When we first got there, we took a bit to park, everyone piled into the various trucks and station wagons we used when caravanning around. We made our way up to the main building, along with the rest of the crowd. When we got in, we were surprised by how tightly packed the place was inside. There was a tour guide who was greeting everyone and explaining the history of the building. I’d mostly tuned him out and was looking around at all the people until I noticed Jesus’s face.

I hadn’t seen that look before.

I realized he’d been listening to the tour guide. Turns out the area we were in had used to be a homeless shelter and a food pantry when the church had first been built, but when they started attracting national attention they’d been “required” to repurpose the area to handle the giant influx of visitors. The whole section of the building had been turned into a marketplace of sorts. Selling books written by the famous pastor, videos of the big televised holiday selections, as well as all kinds of trinkets and bits that were branded with the church’s name and supposedly pithy sayings, usually based on some marketing campaign the place had run at one time or another. I think all of this wouldn’t have been so bad if it weren’t for the last part. All along the sides of the giant room, from the looks of things where the food had previously been served in a previous incarnation, there were clothes up on racks. The tour guide was explaining that the various people who came to visit the church were often not “properly attired” for television. Consequently, the church had for sale the finest suits and dresses to properly show the “ambiance” the church was looking for.

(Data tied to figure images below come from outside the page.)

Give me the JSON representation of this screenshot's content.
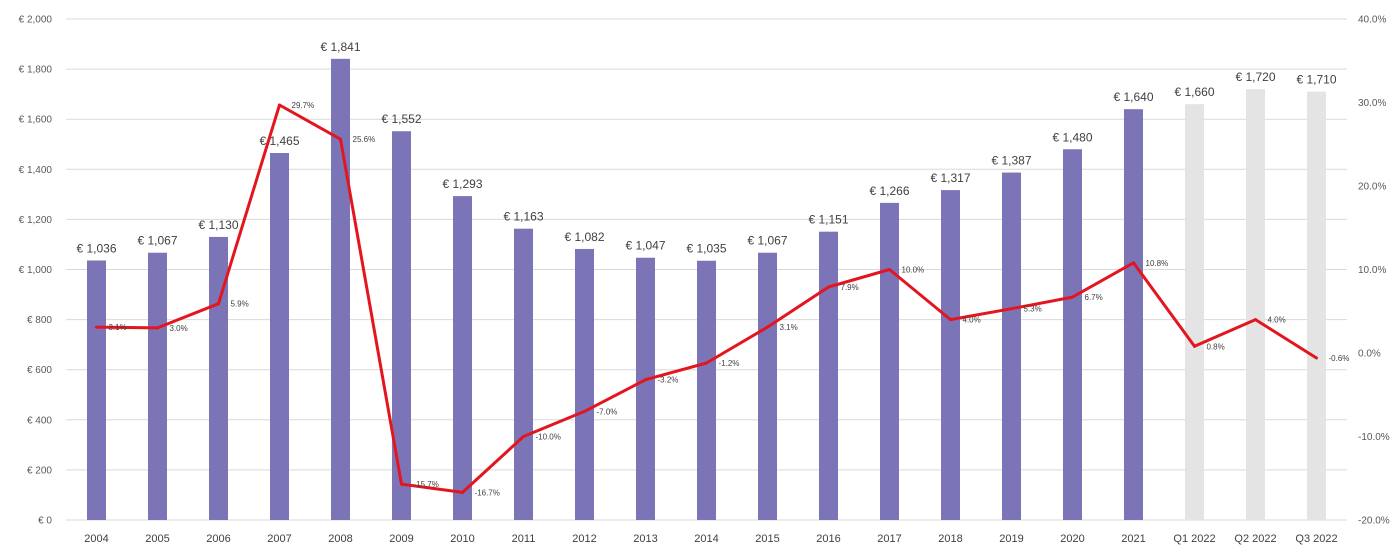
{
  "chart_data": {
    "type": "bar",
    "categories": [
      "2004",
      "2005",
      "2006",
      "2007",
      "2008",
      "2009",
      "2010",
      "2011",
      "2012",
      "2013",
      "2014",
      "2015",
      "2016",
      "2017",
      "2018",
      "2019",
      "2020",
      "2021",
      "Q1 2022",
      "Q2 2022",
      "Q3 2022"
    ],
    "series": [
      {
        "type": "bar",
        "axis": "left",
        "values": [
          1036,
          1067,
          1130,
          1465,
          1841,
          1552,
          1293,
          1163,
          1082,
          1047,
          1035,
          1067,
          1151,
          1266,
          1317,
          1387,
          1480,
          1640,
          1660,
          1720,
          1710
        ],
        "labels": [
          "€ 1,036",
          "€ 1,067",
          "€ 1,130",
          "€ 1,465",
          "€ 1,841",
          "€ 1,552",
          "€ 1,293",
          "€ 1,163",
          "€ 1,082",
          "€ 1,047",
          "€ 1,035",
          "€ 1,067",
          "€ 1,151",
          "€ 1,266",
          "€ 1,317",
          "€ 1,387",
          "€ 1,480",
          "€ 1,640",
          "€ 1,660",
          "€ 1,720",
          "€ 1,710"
        ],
        "colors": [
          "#7b75b8",
          "#7b75b8",
          "#7b75b8",
          "#7b75b8",
          "#7b75b8",
          "#7b75b8",
          "#7b75b8",
          "#7b75b8",
          "#7b75b8",
          "#7b75b8",
          "#7b75b8",
          "#7b75b8",
          "#7b75b8",
          "#7b75b8",
          "#7b75b8",
          "#7b75b8",
          "#7b75b8",
          "#7b75b8",
          "#e4e4e4",
          "#e4e4e4",
          "#e4e4e4"
        ]
      },
      {
        "type": "line",
        "axis": "right",
        "color": "#e3151e",
        "values": [
          3.1,
          3.0,
          5.9,
          29.7,
          25.6,
          -15.7,
          -16.7,
          -10.0,
          -7.0,
          -3.2,
          -1.2,
          3.1,
          7.9,
          10.0,
          4.0,
          5.3,
          6.7,
          10.8,
          0.8,
          4.0,
          -0.6
        ],
        "labels": [
          "3.1%",
          "3.0%",
          "5.9%",
          "29.7%",
          "25.6%",
          "-15.7%",
          "-16.7%",
          "-10.0%",
          "-7.0%",
          "-3.2%",
          "-1.2%",
          "3.1%",
          "7.9%",
          "10.0%",
          "4.0%",
          "5.3%",
          "6.7%",
          "10.8%",
          "0.8%",
          "4.0%",
          "-0.6%"
        ]
      }
    ],
    "left_axis": {
      "ylim": [
        0,
        2000
      ],
      "ticks": [
        0,
        200,
        400,
        600,
        800,
        1000,
        1200,
        1400,
        1600,
        1800,
        2000
      ],
      "tick_labels": [
        "€ 0",
        "€ 200",
        "€ 400",
        "€ 600",
        "€ 800",
        "€ 1,000",
        "€ 1,200",
        "€ 1,400",
        "€ 1,600",
        "€ 1,800",
        "€ 2,000"
      ]
    },
    "right_axis": {
      "ylim": [
        -20,
        40
      ],
      "ticks": [
        -20,
        -10,
        0,
        10,
        20,
        30,
        40
      ],
      "tick_labels": [
        "-20.0%",
        "-10.0%",
        "0.0%",
        "10.0%",
        "20.0%",
        "30.0%",
        "40.0%"
      ]
    },
    "grid": true,
    "legend": "none"
  }
}
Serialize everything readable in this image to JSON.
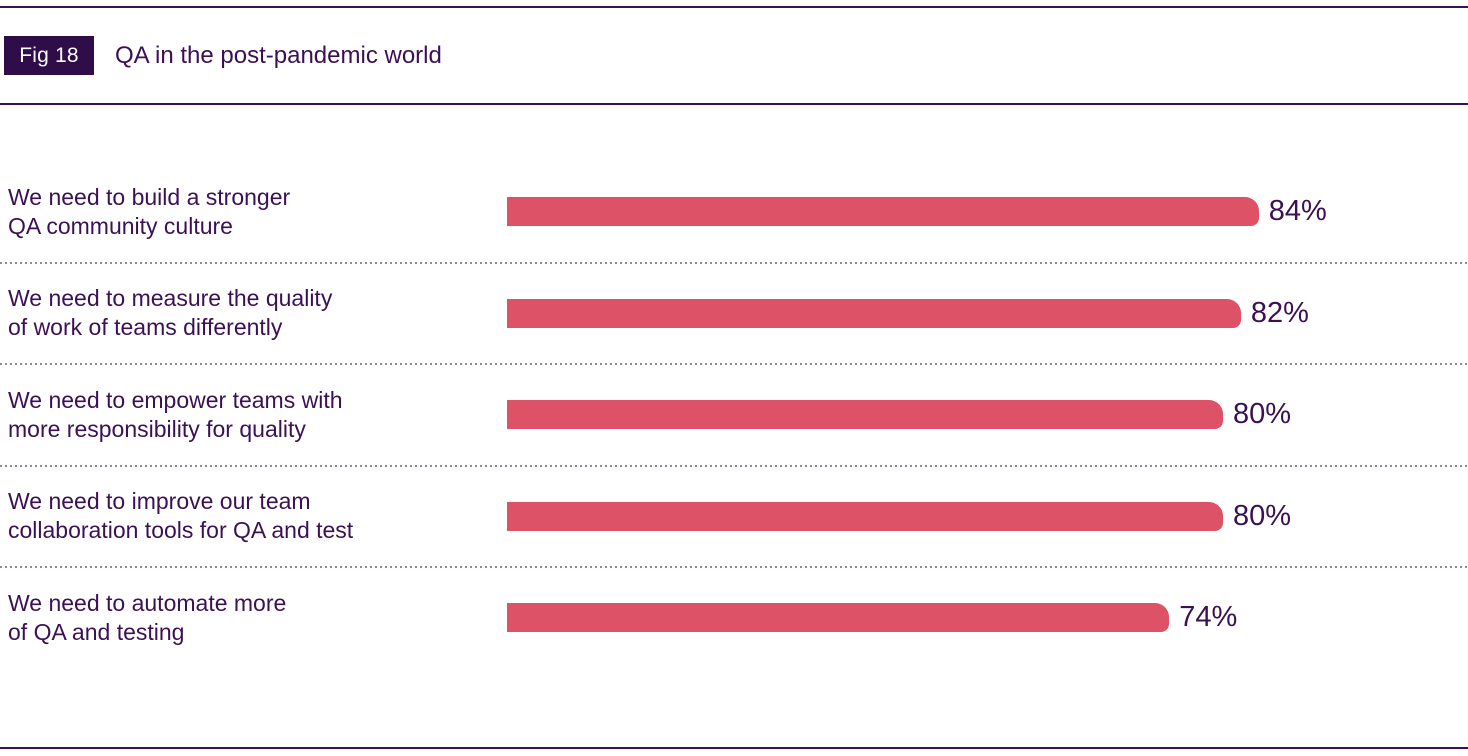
{
  "figure": {
    "tag": "Fig 18",
    "title": "QA in the post-pandemic world"
  },
  "colors": {
    "bar": "#dd5266",
    "text": "#3b1154",
    "badge_bg": "#2e0d49",
    "separator_dots": "#8d86a6",
    "rule": "#3b1154"
  },
  "chart_data": {
    "type": "bar",
    "orientation": "horizontal",
    "title": "QA in the post-pandemic world",
    "unit": "%",
    "xlim": [
      0,
      100
    ],
    "grid": false,
    "legend": false,
    "categories": [
      "We need to build a stronger QA community culture",
      "We need to measure the quality of work of teams differently",
      "We need to empower teams with more responsibility for quality",
      "We need to improve our team collaboration tools for QA and test",
      "We need to automate more of QA and testing"
    ],
    "values": [
      84,
      82,
      80,
      80,
      74
    ],
    "rows": [
      {
        "label_lines": [
          "We need to build a stronger",
          "QA community culture"
        ],
        "value": 84,
        "value_label": "84%"
      },
      {
        "label_lines": [
          "We need to measure the quality",
          "of work of teams differently"
        ],
        "value": 82,
        "value_label": "82%"
      },
      {
        "label_lines": [
          "We need to empower teams with",
          "more responsibility for quality"
        ],
        "value": 80,
        "value_label": "80%"
      },
      {
        "label_lines": [
          "We need to improve our team",
          "collaboration tools for QA and test"
        ],
        "value": 80,
        "value_label": "80%"
      },
      {
        "label_lines": [
          "We need to automate more",
          "of QA and testing"
        ],
        "value": 74,
        "value_label": "74%"
      }
    ]
  }
}
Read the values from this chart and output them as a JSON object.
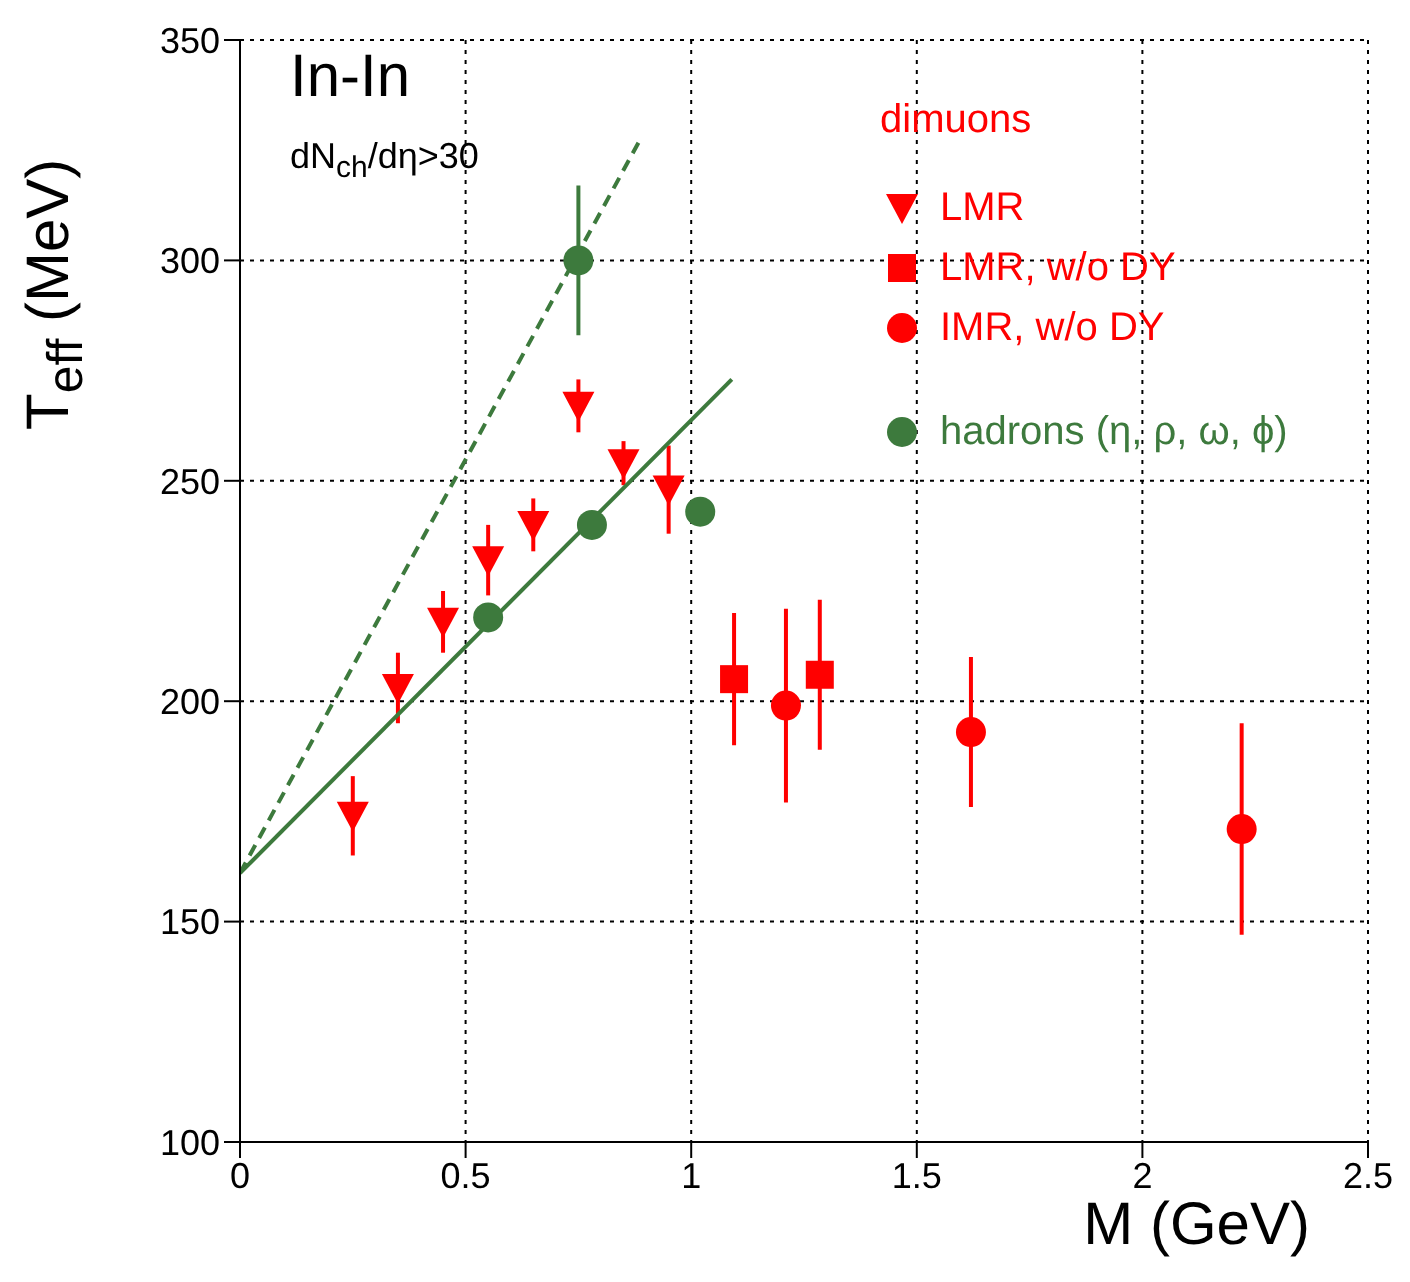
{
  "chart_data": {
    "type": "scatter",
    "xlabel": "M (GeV)",
    "ylabel": "T$_{eff}$ (MeV)",
    "xlim": [
      0,
      2.5
    ],
    "xticks": [
      0,
      0.5,
      1,
      1.5,
      2,
      2.5
    ],
    "ylim": [
      100,
      350
    ],
    "yticks": [
      100,
      150,
      200,
      250,
      300,
      350
    ],
    "grid": true,
    "legend": "top right",
    "legend_title": "dimuons",
    "annotations": [
      "In-In",
      "dN$_{ch}$/dη>30"
    ],
    "series": [
      {
        "name": "LMR",
        "marker": "triangle",
        "color": "#ff0000",
        "x": [
          0.25,
          0.35,
          0.45,
          0.55,
          0.65,
          0.75,
          0.85,
          0.95
        ],
        "values": [
          174,
          203,
          218,
          232,
          240,
          267,
          254,
          248
        ],
        "errors": [
          9,
          8,
          7,
          8,
          6,
          6,
          5,
          10
        ]
      },
      {
        "name": "LMR, w/o DY",
        "marker": "square",
        "color": "#ff0000",
        "x": [
          1.095,
          1.285
        ],
        "values": [
          205,
          206
        ],
        "errors": [
          15,
          17
        ]
      },
      {
        "name": "IMR,  w/o DY",
        "marker": "circle",
        "color": "#ff0000",
        "x": [
          1.21,
          1.62,
          2.22
        ],
        "values": [
          199,
          193,
          171
        ],
        "errors": [
          22,
          17,
          24
        ]
      },
      {
        "name": "hadrons (η, ρ, ω, ϕ)",
        "marker": "circle",
        "color": "#3d7a3d",
        "x": [
          0.55,
          0.78,
          1.02,
          0.75
        ],
        "values": [
          219,
          240,
          243,
          300
        ],
        "errors": [
          null,
          null,
          null,
          17
        ]
      },
      {
        "type": "line",
        "marker": "none",
        "line_style": "solid",
        "color": "#3d7a3d",
        "x": [
          0,
          1.09
        ],
        "values": [
          161,
          273
        ]
      },
      {
        "type": "line",
        "marker": "none",
        "line_style": "dashed",
        "color": "#3d7a3d",
        "x": [
          0,
          0.89
        ],
        "values": [
          161,
          328
        ]
      }
    ]
  }
}
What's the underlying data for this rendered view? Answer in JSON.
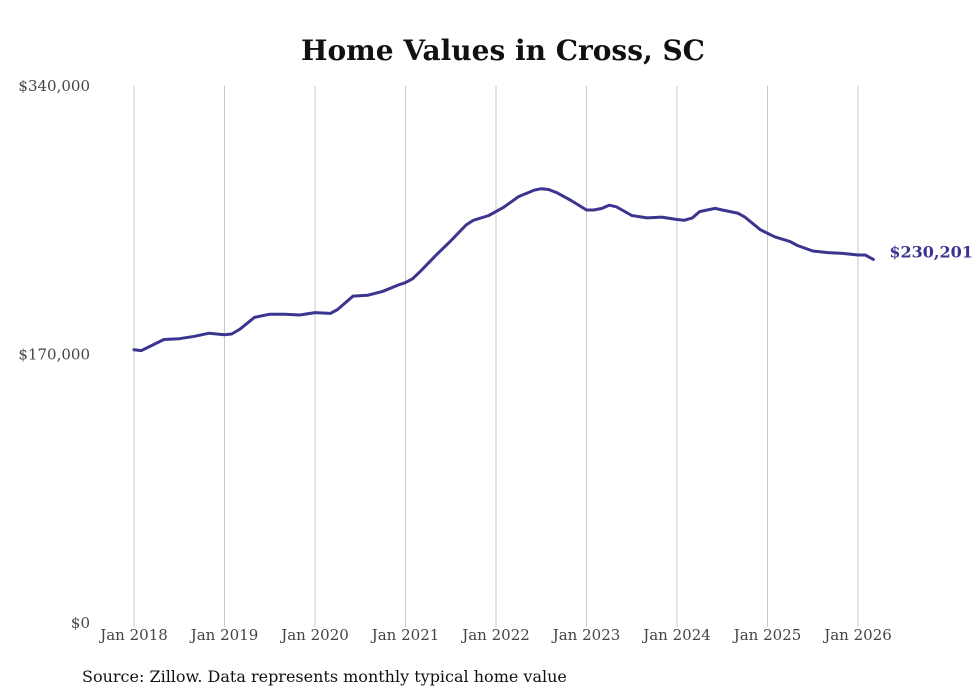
{
  "chart_data": {
    "type": "line",
    "title": "Home Values in Cross, SC",
    "xlabel": "",
    "ylabel": "",
    "ylim": [
      0,
      340000
    ],
    "y_ticks": [
      {
        "value": 0,
        "label": "$0"
      },
      {
        "value": 170000,
        "label": "$170,000"
      },
      {
        "value": 340000,
        "label": "$340,000"
      }
    ],
    "x_range": [
      2018.0,
      2026.17
    ],
    "x_ticks": [
      {
        "value": 2018,
        "label": "Jan 2018"
      },
      {
        "value": 2019,
        "label": "Jan 2019"
      },
      {
        "value": 2020,
        "label": "Jan 2020"
      },
      {
        "value": 2021,
        "label": "Jan 2021"
      },
      {
        "value": 2022,
        "label": "Jan 2022"
      },
      {
        "value": 2023,
        "label": "Jan 2023"
      },
      {
        "value": 2024,
        "label": "Jan 2024"
      },
      {
        "value": 2025,
        "label": "Jan 2025"
      },
      {
        "value": 2026,
        "label": "Jan 2026"
      }
    ],
    "vertical_grid": true,
    "series": [
      {
        "color": "#3b3590",
        "end_label": "$230,201",
        "points": [
          [
            2018.0,
            173000
          ],
          [
            2018.08,
            172500
          ],
          [
            2018.17,
            175000
          ],
          [
            2018.33,
            179500
          ],
          [
            2018.5,
            180000
          ],
          [
            2018.67,
            181500
          ],
          [
            2018.83,
            183500
          ],
          [
            2019.0,
            182500
          ],
          [
            2019.08,
            183000
          ],
          [
            2019.17,
            186000
          ],
          [
            2019.33,
            193500
          ],
          [
            2019.5,
            195500
          ],
          [
            2019.67,
            195500
          ],
          [
            2019.83,
            195000
          ],
          [
            2020.0,
            196500
          ],
          [
            2020.17,
            196000
          ],
          [
            2020.25,
            198500
          ],
          [
            2020.42,
            207000
          ],
          [
            2020.58,
            207500
          ],
          [
            2020.75,
            210000
          ],
          [
            2020.92,
            214000
          ],
          [
            2021.0,
            215500
          ],
          [
            2021.08,
            218000
          ],
          [
            2021.17,
            223000
          ],
          [
            2021.33,
            232500
          ],
          [
            2021.5,
            242000
          ],
          [
            2021.67,
            252000
          ],
          [
            2021.75,
            255000
          ],
          [
            2021.92,
            258000
          ],
          [
            2022.08,
            263000
          ],
          [
            2022.25,
            270000
          ],
          [
            2022.42,
            274000
          ],
          [
            2022.5,
            275000
          ],
          [
            2022.58,
            274500
          ],
          [
            2022.67,
            272500
          ],
          [
            2022.83,
            267500
          ],
          [
            2023.0,
            261500
          ],
          [
            2023.08,
            261500
          ],
          [
            2023.17,
            262500
          ],
          [
            2023.25,
            264500
          ],
          [
            2023.33,
            263500
          ],
          [
            2023.5,
            258000
          ],
          [
            2023.67,
            256500
          ],
          [
            2023.83,
            257000
          ],
          [
            2024.0,
            255500
          ],
          [
            2024.08,
            255000
          ],
          [
            2024.17,
            256500
          ],
          [
            2024.25,
            260500
          ],
          [
            2024.42,
            262500
          ],
          [
            2024.5,
            261500
          ],
          [
            2024.67,
            259500
          ],
          [
            2024.75,
            257000
          ],
          [
            2024.92,
            249000
          ],
          [
            2025.08,
            244500
          ],
          [
            2025.25,
            241500
          ],
          [
            2025.33,
            239000
          ],
          [
            2025.5,
            235500
          ],
          [
            2025.67,
            234500
          ],
          [
            2025.83,
            234000
          ],
          [
            2026.0,
            233000
          ],
          [
            2026.08,
            233000
          ],
          [
            2026.17,
            230201
          ]
        ]
      }
    ],
    "source": "Source: Zillow. Data represents monthly typical home value"
  }
}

And that’s when Jesus went into a rage. He started by grabbing the display table in front of him and flipping it over, tossing keychains and bumper stickers to the ground. Next he grabbed some rack that was holding up sunglasses with the church’s logo on the side and started to swing it back and forth, scattering people from around him, making a clear path as people were screaming.

He was headed right for those clothes racks.

He started tearing them down, ripping suits and shredding dresses. He tossed torn bits of rags left over to the ground like they were chaff left from harvesting wheat. And the look in his eyes was quite frankly terrifying. Security showed up to escort him out, but he chased them off with the shear presence of his will. He screamed at the top of his lungs, “You’ve made my Father’s House into a den of thieves!”


And the cameras never stopped rolling.